Essential Role of the Ancillary Ligand in the Color Tuning of Iridium Tetrazolate Complexes

We report on the synthesis and physical chemical characterization of a class of heteroleptic mononuclear cyclometalated bis(phenylpyridine)iridium(III) complexes with tetrazolate chelate ligands, such as the deprotonated form of 2-(1H-tetrazol-5-yl)pyridine (PyTzH), 2-(1H-tetrazol-5-yl)pyrazine (PzTzH), and 5-bromo-2-(1H-tetrazol-5-yl)pyridine (BrPyTzH). The electrochemical and photophysical investigations of the resulting iridium(III) complexes revealed a rather wide span of redox and emission properties as a consequence of the nature of the ancillary tetrazolate ligand. In particular, within a series of the three neutral species, the emission observed changes from the blue-green of the pyridyltetrazolate complex to the red of that containing the pyrazinyltetrazolate ligand. The bromo-containing species, despite it displaying poor photophysical performances, is a synthetically attractive building block for the construction of polymetallic architectures. Moreover, the investigation of the reactivity toward electrophiles of one of the neutral mononuclear complexes, by methylation of the coordinated tetrazolate ligand, has also allowed further tuning of the electronic properties. In the latter case, the emission color tuning is also associated with a simple method for the conversion of a neutral species, a potentially triplet emitter for organic light-emitting devices, into the corresponding methylated cation, which might be used as a dopant for light-emitting electrochemical cell type devices or as a marker for biological labeling.

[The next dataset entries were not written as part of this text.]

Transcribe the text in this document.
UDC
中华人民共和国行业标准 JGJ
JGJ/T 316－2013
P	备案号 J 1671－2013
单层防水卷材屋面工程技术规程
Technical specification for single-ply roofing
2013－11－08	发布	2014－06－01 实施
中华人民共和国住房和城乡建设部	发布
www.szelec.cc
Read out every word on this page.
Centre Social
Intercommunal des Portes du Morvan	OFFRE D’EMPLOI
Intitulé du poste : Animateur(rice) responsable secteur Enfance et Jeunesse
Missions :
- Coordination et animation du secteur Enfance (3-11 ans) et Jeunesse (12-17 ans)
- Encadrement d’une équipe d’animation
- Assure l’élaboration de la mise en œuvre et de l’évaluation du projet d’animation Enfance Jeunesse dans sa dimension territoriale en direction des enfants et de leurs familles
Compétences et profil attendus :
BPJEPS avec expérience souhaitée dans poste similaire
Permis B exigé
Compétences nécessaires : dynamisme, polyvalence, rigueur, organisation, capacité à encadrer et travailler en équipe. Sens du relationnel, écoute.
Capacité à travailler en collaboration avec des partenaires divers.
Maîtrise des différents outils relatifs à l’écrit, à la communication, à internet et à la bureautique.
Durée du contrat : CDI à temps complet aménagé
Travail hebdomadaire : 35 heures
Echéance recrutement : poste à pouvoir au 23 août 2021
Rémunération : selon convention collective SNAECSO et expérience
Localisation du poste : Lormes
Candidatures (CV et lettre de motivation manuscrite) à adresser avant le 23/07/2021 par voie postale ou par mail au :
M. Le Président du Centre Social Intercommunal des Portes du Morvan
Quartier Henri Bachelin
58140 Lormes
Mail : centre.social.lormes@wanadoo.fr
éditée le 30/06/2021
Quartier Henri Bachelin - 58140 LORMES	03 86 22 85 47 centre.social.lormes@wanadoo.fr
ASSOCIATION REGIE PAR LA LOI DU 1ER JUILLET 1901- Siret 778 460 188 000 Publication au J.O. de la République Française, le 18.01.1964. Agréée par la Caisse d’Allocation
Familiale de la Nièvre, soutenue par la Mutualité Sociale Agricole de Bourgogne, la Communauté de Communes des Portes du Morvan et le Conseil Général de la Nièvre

本工作报道了一类含四唑螯合配体的异配单核环金属化双(苯基吡啶)合铱(III)配合物的合成与物理化学表征，所选用的四唑配体包括2-(1H-四唑-5-基)吡啶（PyTzH）、2-(1H-四唑-5-基)吡嗪（PzTzH）以及5-溴-2-(1H-四唑-5-基)吡啶（BrPyTzH）的去质子化形式。对所得到的铱(III)配合物开展的电化学与光物理研究表明，由于辅助四唑配体的结构差异，该系列配合物展现出跨度较广的氧化还原与发光特性。具体而言，在该三种中性配合物的系列中，观测到的发光颜色从吡啶基四唑类配合物的蓝绿色，转变为含吡嗪基四唑配体的配合物的红色。含溴的配合物尽管光物理性能欠佳，但仍是构建多金属结构的极具合成价值的构筑单元。此外，通过对其中一种单核中性配合物的配位四唑配体进行甲基化，研究其亲电反应性的工作，还实现了对配合物电子特性的进一步调控。在后述案例中，发光颜色调控还关联了一种简便的转化方法：将可作为有机发光器件潜在三线态发光体的中性物种，转化为对应的甲基化阳离子。该阳离子可作为发光电化学电池类器件的掺杂剂，或用作生物标记探针。